Disclosure Guidelines

You must:

• Follow the HackerOne Disclosure Guidelines: https://www.hackerone.com/disclosure-guidelines

• Write reports and submissions in English.

• Provide a detailed report, with reproducible steps including code, logs and outputs as evidence.

• Comply with all data protection rules and regulations.

• Securely delete all data retrieved during your engagement as soon as it is no longer required, or within 1 month of the vulnerability being resolved, whichever occurs first.

You must not:

• Break any applicable laws or regulations.

• Access unnecessary, excessive or significant amounts of data, including personal or data related to health.

• Edit, change or otherwise manipulate any personal data.

• Use high intensity, invasive or destructive tools, e.g.: overwhelming a service with high volumes of requests.

• Please limit any automated scanning to 100 requests per second. Aggressive testing that causes service degradation will be grounds for removal from the program.

• Communicate any vulnerabilities or associated details to any other party than LumiraDx, and HackerOne.

• Socially engineer, phish or physically disrupt LumiraDx colleagues, suppliers or infrastructure.

• Be an employee or agent of LumiraDx Group and its subsidiaries

Out of Scope Vulnerabilities

When reporting vulnerabilities, please consider (1) attack scenario/exploitability, and (2) security impact of the bug. The following issues are considered out of scope:

• Clickjacking on pages with no sensitive actions

• Cross-Site Request Forgery (CSRF) on unauthenticated forms or forms with no sensitive actions

• Attacks requiring MITM or physical access to a user's device.

• Previously known vulnerable libraries without a working Proof of Concept.

• Comma Separated Values (CSV) injection without demonstrating a vulnerability.
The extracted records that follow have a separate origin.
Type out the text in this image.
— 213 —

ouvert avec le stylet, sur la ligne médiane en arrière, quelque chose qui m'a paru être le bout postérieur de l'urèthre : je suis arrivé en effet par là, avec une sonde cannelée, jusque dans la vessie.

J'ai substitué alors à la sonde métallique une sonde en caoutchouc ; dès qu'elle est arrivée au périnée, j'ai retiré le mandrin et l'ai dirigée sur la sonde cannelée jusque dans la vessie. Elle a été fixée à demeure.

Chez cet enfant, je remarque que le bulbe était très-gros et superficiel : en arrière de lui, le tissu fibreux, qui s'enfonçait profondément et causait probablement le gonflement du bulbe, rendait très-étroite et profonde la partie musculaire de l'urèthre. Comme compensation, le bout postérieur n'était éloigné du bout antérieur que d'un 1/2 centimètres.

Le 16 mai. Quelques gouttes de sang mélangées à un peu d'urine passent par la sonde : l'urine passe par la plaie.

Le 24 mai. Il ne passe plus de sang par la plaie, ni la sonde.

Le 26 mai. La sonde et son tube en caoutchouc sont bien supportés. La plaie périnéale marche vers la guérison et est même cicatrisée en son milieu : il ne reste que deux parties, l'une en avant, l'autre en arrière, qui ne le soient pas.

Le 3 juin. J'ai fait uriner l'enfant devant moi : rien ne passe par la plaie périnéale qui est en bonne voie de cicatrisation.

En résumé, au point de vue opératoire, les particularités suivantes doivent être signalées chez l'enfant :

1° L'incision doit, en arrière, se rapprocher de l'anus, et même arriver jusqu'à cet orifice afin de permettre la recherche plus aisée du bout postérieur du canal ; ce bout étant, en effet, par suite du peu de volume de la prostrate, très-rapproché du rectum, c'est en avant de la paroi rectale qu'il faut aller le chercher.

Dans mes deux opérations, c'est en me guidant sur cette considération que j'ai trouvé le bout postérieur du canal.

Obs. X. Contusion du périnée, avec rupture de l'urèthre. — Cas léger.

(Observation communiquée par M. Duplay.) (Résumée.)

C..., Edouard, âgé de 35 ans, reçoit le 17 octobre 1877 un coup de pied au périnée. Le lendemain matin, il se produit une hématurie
• Missing best practices in SSL/TLS configuration.

• Content spoofing and text injection issues without showing an attack vector/without being able to modify HTML/CSS

• Rate limiting or brute-force issues on non-authentication endpoints

• Missing best practices in Content Security Policy.

• Missing HttpOnly or Secure flags on cookies

• Missing email best practices (Invalid, incomplete, or missing SPF/DKIM/DMARC records, etc.)

• Software version disclosure / Banner identification issues / Descriptive error messages or headers (e.g. stack traces, application, or server errors).

• Tabnabbing

• Open redirect - unless an additional security impact can be demonstrated

• Issues that require unlikely user interaction

Legal

LumiraDx Group and subsidiaries will not engage in legal action against individuals who submit vulnerabilities in good faith, e.g.:

a) Has adhered to applicable laws and privacy controls.

b) Engage in testing of systems/research without harming LumiraDx, its customers or employees

c) Has only disclosed the vulnerability to LumiraDx and/or HackerOne in the first instance.

d) Engage in vulnerability testing within the scope of this policy.

e) Has not publicly disclosed vulnerabilities before a mutually agreed upon timeframe.

Third Party Disclosure

LumiraDx reserve the right to provide vulnerability reports to third parties, such as auditing partners, shareholders etc. Where this occurs reasonable efforts will be made to obfuscate any personal or identifiable information of the reporter.

Thank you for helping keep LumiraDx safe.